The Rebirth special and first issue were surprisingly slow burners, and there wasn’t enough going on to really draw me back for too much more. After Barry’s partner and best friend gets endowed with speed powers, though, things took a turn and became rather fascinating. There’s an undercurrent of menace and dread, as I highly doubt the more impulsive August Heart will stay on the side of angels for long, and giving Barry someone to actually talk to drastically cuts down on the internal monologuing. Add in a genuinely crazy twist at the end of the second issue and The Flash will be near the top of my draw pile for the foreseeable future.

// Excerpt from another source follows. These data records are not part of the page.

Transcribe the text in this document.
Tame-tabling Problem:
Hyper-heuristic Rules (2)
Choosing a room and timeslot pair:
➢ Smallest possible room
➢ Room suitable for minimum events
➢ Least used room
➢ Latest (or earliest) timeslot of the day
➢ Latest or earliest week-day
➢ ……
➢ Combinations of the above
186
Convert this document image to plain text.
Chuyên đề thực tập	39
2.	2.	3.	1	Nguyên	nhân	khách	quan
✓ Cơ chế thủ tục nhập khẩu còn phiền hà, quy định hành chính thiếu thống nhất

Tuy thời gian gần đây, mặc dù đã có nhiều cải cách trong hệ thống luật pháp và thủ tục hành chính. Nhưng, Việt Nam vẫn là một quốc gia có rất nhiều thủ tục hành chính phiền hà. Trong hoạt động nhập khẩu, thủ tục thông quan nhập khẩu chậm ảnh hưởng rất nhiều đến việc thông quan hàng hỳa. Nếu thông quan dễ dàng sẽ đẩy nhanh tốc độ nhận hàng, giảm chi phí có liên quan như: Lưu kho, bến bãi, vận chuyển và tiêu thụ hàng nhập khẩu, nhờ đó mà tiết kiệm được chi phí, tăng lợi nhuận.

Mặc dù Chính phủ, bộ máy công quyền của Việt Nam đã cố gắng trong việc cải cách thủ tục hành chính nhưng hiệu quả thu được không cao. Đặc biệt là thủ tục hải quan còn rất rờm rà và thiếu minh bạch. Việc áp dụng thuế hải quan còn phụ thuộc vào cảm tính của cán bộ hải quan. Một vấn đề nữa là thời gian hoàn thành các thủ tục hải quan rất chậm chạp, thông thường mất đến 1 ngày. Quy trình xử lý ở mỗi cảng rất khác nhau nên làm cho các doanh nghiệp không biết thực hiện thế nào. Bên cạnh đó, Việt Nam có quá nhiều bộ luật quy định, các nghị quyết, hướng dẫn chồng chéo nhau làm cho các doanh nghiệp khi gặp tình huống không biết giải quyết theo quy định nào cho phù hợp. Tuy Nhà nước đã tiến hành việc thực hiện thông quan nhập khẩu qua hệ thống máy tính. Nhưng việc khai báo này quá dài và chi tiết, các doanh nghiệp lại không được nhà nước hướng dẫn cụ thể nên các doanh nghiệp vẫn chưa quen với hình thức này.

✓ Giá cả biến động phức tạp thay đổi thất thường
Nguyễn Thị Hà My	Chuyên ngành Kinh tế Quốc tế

One of my favorite things about the New 52 Flash—at least in its first run—was how much of a complete artistic package it was. Creative lettering, kinetic layouts, and beautiful coloring sold the Flash’s world in a way that enhanced—rather than distracted from—excellent scripts. While the lettering isn’t quite up to what we saw in that series, the Rebirth version of the book is still a joyful explosion of energy and color counterbalancing grave and sinister circumstances for Barry and his circle. Joshua Williamson’s story is a thrill so far, even as it seems to tread familiar ground by adding more and more speedsters to the Flash’s world. Carmine DiGiandomenico, whose occasionally greasy, almost marker-like lines took me an issue or so to get used to, looks more and more like the perfect artist for this book, possessing a real flair for the sort of crazy, always-in-motion nature of Barry Allen’s existence. This is easily the best The Flash has been since Buccelato and Manapul. 

Green Lanterns



While most Rebirth offerings have been enjoyable and solid overall, the one that’s surprised me the most has been the buddy cop adventures of Green Lanterns. While this week’s Hal Jordan and the Green Lantern Corps was way too heavy handed in laying on the idea of “Hal Jordan is super-awesome at everything”, the vulnerabilities and insecurities of Jessica Cruz and Simon Baz make for really compelling reading. These are two people who may be able to master fear, but are still novices in their roles, and that’s already set up some interesting conflict and chemistry. Some of the narrative developments have been a tad clunky (a little bit goes a long way with Red Lanterns, and Baz’s “Emerald Sight” feels a little contrived at this point), but I’m far more invested in these two leads than I thought I would be. Even if it’s unclear why Earth needs two more Lanterns, I’m glad to have met these two characters.